Now to get to your question. Often, Seaside web apps get data from the web pages they render and the flow of the app may be controlled by that data and the button pushed or whatever resulted in a submit. For this, I like buttons over anchors. Seaside will set the URL up to come back to your app. The callbacks on the buttons will run code you want run for that button. This code is normally a method of your component that rendered the button and the data fields. This is nice because the data is right there for you to do what you want with it. At the end of whatever you are doing, you tell you session object or the object holding the components, what component (page) you want to render next. You then fall out the end of the method. Seaside will do what it wants to and then go back through your root component (#renderContentOn:). The next page is rendered and the app flows on.
For example, lets say you have a page with among other things has three buttons, A, B and a cancel button. You might render them like so:
html submitButton value: 'A'; callback: [self doA].

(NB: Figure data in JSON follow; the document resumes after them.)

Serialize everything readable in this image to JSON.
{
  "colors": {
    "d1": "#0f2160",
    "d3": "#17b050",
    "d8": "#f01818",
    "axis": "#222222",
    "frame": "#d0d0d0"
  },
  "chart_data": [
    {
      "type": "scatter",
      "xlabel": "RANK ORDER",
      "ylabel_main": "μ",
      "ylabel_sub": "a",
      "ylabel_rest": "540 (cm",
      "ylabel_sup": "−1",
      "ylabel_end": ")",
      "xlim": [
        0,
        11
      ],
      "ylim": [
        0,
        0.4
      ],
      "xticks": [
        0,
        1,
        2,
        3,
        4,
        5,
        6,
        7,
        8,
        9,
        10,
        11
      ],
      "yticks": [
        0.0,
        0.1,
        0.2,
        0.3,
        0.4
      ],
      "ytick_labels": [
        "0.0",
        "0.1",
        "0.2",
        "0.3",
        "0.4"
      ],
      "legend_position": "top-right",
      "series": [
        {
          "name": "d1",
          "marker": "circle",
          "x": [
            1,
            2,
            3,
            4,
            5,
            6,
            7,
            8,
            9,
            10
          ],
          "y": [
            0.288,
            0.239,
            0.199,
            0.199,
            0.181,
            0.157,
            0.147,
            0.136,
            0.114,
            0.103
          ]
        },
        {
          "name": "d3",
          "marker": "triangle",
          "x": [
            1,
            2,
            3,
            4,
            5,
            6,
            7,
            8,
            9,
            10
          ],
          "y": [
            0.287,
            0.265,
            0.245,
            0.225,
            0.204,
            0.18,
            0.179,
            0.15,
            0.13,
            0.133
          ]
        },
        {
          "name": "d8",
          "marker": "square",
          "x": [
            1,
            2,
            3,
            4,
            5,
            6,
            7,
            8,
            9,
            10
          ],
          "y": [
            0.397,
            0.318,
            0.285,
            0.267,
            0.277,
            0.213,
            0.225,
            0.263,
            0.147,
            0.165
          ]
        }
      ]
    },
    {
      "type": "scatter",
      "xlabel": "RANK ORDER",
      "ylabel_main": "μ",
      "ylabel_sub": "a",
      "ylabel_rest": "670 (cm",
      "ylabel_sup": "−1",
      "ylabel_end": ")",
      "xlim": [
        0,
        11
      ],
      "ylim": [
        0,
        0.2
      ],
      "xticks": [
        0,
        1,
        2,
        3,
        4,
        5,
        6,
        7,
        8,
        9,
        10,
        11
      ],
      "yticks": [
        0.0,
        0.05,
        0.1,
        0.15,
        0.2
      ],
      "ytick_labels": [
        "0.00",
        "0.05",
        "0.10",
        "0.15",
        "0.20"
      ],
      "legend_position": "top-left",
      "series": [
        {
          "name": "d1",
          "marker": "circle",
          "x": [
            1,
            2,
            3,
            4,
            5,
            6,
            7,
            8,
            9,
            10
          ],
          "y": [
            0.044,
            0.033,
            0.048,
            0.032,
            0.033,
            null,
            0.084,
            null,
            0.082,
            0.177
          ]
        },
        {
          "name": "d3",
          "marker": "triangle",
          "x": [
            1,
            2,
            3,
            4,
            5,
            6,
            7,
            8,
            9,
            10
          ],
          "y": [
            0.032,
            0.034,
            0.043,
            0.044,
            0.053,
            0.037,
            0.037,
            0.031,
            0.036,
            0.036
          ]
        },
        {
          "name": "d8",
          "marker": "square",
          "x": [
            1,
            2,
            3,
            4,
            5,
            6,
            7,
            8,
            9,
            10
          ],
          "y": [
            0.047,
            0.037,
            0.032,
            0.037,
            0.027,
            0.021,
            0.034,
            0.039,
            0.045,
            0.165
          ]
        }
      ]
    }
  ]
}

html submitButton value: 'B'; callback: [self doB].
html cancelButton value: 'Cancel'; callback: [self doCancel].
The method #doA might end by setting up to move on to page "A".
The method #doB might end by setting up to move on to page "B". The method #doCancel might end by setting up to move back to the previous page.
Note, that with the components saved in the lookup table, the state of the app and each page is maintained if your app wants to go back to a previous page. This often means that the user should not use the web browser back button but that is up to your app care about and deal with if it is a problem.
With the above approach you can use anchors to flow your app but I think buttons of whatever causes a submit are easier to deal with.
Also note that HTML doesn't have a cancel button but Seaside does. It is a submit button with the callback set to a priority that gets the callback run before all the other callbacks (somewhat hidden ones for input fields). This allows Seaside to cancel updating your object that the input fields are connected to.
Well this is long enough, I hope it helps.